The district court relied on Plante v. Gonzalez, 575 F.2d 1119 (5th Cir.1978), cert. denied, 439 U.S. 1129, 99 S.Ct. 1047-48, 59 L.Ed.2d 90 (1979), in stating that Ms. Holt has a constitutional right to avoid disclosure of personal matters. The court then balanced Ms. Holt's privacy interest against the public's interest in knowing about her educational background. Although her file may contain "embarrassing or confidential information," the court noted, the public interest in learning whether those who teach young children are qualified clearly outweighs her limited right to disclosural privacy.

The appellants contend that the public's interest can be vindicated through less intrusive means than presented in this case. The appellants propose that since her teaching certificate represents the informed judgment of the Texas Board of Education that she is qualified to teach, disclosure of the certificate itself fully serves the public's interest in being assured that those who teach are qualified. Therefore, the certificate and not a college transcript suffices, and to require disclosure of the transcript operates to invade Ms. Holt's interest in maintaining the confidentiality of her academic career.

The public's interest in disclosure of a schoolteacher's transcript is set forth in section 1 of the Texas Open Records Act.

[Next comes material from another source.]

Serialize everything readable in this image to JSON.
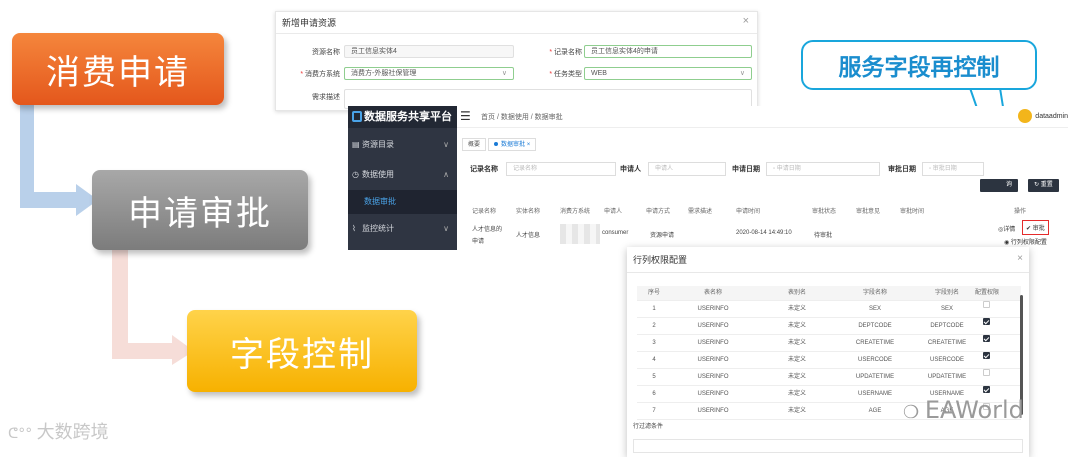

Pursuant to the fundamental philosophy of the American constitutional form of representative government which holds to the principle that government is the servant of the people, and not the master of them, it is hereby declared to be the public policy of the State of Texas that all persons are, unless otherwise expressly provided by law, at all times entitled to full and complete information regarding the affairs of government and the official acts of those who represent them as public officials and employees. The people, in delegating authority, do not give their public servants the right to decide what is good for the people to know and what is not good for them to know. The people insist on remaining informed so that they may retain control over the instruments they have created. To that end, the provisions of this Act shall be liberally construed with the view of carrying out the above declaration of public policy.

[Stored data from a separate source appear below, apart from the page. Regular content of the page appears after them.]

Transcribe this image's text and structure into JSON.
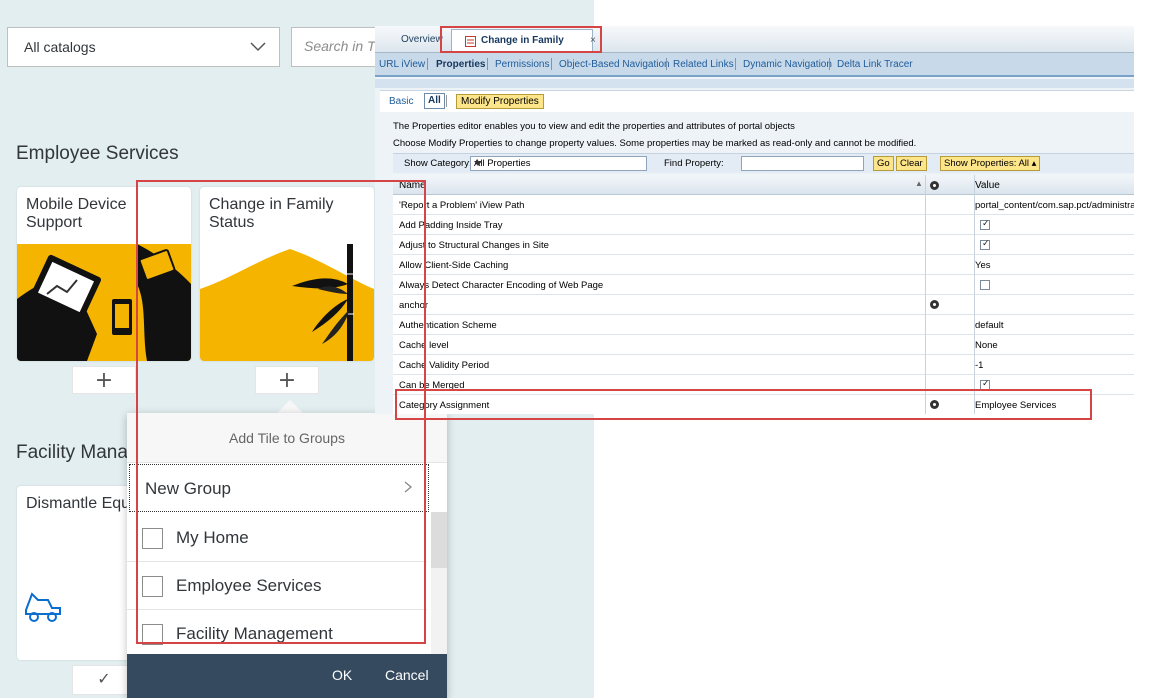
{
  "catalog": {
    "select_value": "All catalogs",
    "search_placeholder": "Search in Tiles"
  },
  "groups": [
    {
      "title": "Employee Services",
      "tiles": [
        {
          "title": "Mobile Device Support",
          "action": "+"
        },
        {
          "title": "Change in Family Status",
          "action": "+"
        }
      ]
    },
    {
      "title": "Facility Management",
      "tiles": [
        {
          "title": "Dismantle Equipment",
          "action": "✓"
        }
      ]
    }
  ],
  "popover": {
    "title": "Add Tile to Groups",
    "new_group_label": "New Group",
    "items": [
      "My Home",
      "Employee Services",
      "Facility Management"
    ],
    "ok_label": "OK",
    "cancel_label": "Cancel"
  },
  "portal": {
    "tabs": [
      "Overview",
      "Change in Family Status"
    ],
    "tab_close": "×",
    "nav_links": [
      "URL iView",
      "Properties",
      "Permissions",
      "Object-Based Navigation",
      "Related Links",
      "Dynamic Navigation",
      "Delta Link Tracer"
    ],
    "active_nav": "Properties",
    "sub_tabs": {
      "basic": "Basic",
      "all": "All",
      "modify": "Modify Properties"
    },
    "info_lines": [
      "The Properties editor enables you to view and edit the properties and attributes of portal objects",
      "Choose Modify Properties to change property values. Some properties may be marked as read-only and cannot be modified."
    ],
    "filter": {
      "show_category_label": "Show Category:",
      "show_category_value": "All Properties",
      "find_property_label": "Find Property:",
      "go_label": "Go",
      "clear_label": "Clear",
      "show_properties_label": "Show Properties: All ▴"
    },
    "columns": {
      "name": "Name",
      "sort": "▲",
      "value": "Value"
    },
    "rows": [
      {
        "name": "'Report a Problem' iView Path",
        "value": "portal_content/com.sap.pct/administrato",
        "type": "text"
      },
      {
        "name": "Add Padding Inside Tray",
        "value": "",
        "type": "checked"
      },
      {
        "name": "Adjust to Structural Changes in Site",
        "value": "",
        "type": "checked"
      },
      {
        "name": "Allow Client-Side Caching",
        "value": "Yes",
        "type": "text"
      },
      {
        "name": "Always Detect Character Encoding of Web Page",
        "value": "",
        "type": "unchecked"
      },
      {
        "name": "anchor",
        "value": "",
        "type": "text",
        "icon": true
      },
      {
        "name": "Authentication Scheme",
        "value": "default",
        "type": "text"
      },
      {
        "name": "Cache level",
        "value": "None",
        "type": "text"
      },
      {
        "name": "Cache Validity Period",
        "value": "-1",
        "type": "text"
      },
      {
        "name": "Can be Merged",
        "value": "",
        "type": "checked"
      },
      {
        "name": "Category Assignment",
        "value": "Employee Services",
        "type": "text",
        "icon": true
      }
    ]
  },
  "colors": {
    "fiori_bg": "#e2eef0",
    "sap_gold": "#f5b400",
    "footer": "#354a5f",
    "highlight": "#d64545",
    "portal_nav": "#c8d9ea"
  }
}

Tex.Rev.Civ.Stat.Ann. art. 6252-17a, § 1. The Open Records Act, however, does make provision for safeguarding the personal privacy of the individual. Section 3(a)(2) of the statute exempts from public disclosure "information in personnel files, the disclosure of which would constitute a clearly unwarranted invasion of personal privacy[.]" Tex.Rev.Civ.Stat.Ann. art. 6252-17a, § 3(a)(2). We do not find that the disclosure of a schoolteacher's college transcript rises to the level of that information which constitutes an unwarranted invasion of personal privacy, as provided in section 3(a)(2). Further, at oral argument the appellants acknowledged that disclosure of Ms. Holt's transcript is not exempted under this section. See Hubert v. Harte-Hanks Texas Newspapers, Inc., 652 S.W.2d 546, 551 (Tex.App. 3d Dist.1983).

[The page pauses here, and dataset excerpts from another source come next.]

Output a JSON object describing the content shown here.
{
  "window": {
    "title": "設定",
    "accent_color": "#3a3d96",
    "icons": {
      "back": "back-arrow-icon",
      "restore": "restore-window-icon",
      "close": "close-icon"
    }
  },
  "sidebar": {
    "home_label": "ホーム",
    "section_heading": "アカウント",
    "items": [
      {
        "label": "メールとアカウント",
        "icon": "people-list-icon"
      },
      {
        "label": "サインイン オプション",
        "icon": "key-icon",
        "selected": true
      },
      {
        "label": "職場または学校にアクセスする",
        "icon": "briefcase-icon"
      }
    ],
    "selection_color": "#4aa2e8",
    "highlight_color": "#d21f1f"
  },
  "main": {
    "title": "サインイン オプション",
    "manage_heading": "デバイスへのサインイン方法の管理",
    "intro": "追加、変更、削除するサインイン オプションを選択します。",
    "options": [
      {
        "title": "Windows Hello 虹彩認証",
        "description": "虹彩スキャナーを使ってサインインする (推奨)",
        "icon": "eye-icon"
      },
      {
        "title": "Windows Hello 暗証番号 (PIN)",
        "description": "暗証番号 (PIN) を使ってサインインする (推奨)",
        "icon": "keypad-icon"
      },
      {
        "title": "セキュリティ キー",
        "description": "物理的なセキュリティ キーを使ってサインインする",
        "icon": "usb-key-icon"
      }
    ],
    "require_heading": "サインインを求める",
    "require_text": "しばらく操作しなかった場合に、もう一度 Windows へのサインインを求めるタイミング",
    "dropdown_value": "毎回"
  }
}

We agree with the district court in tipping the balance in favor of the right of the public to know the academic records of the schoolteachers of their children. The appellants' reasoning concerning the regulations imposed by the Texas Legislature and the screening procedures of the Texas Board of Education is unavailing. Recently, there has been grave concern in Texas about the quality of public education, notwithstanding the state's regulations. Many teachers who had been certified and were teaching in Texas classrooms could not pass a basic test of minimal competency. In light of this apparent lack of competency prevalent in the state, the public must have full and complete information concerning the teachers who serve the public in educating their children.

III. Conclusion

Finding no merit in the appellants' claims and agreeing with the district court that the defendant was entitled to judgment as a matter of law, we AFFIRM the court's decision to grant summary judgment in this case.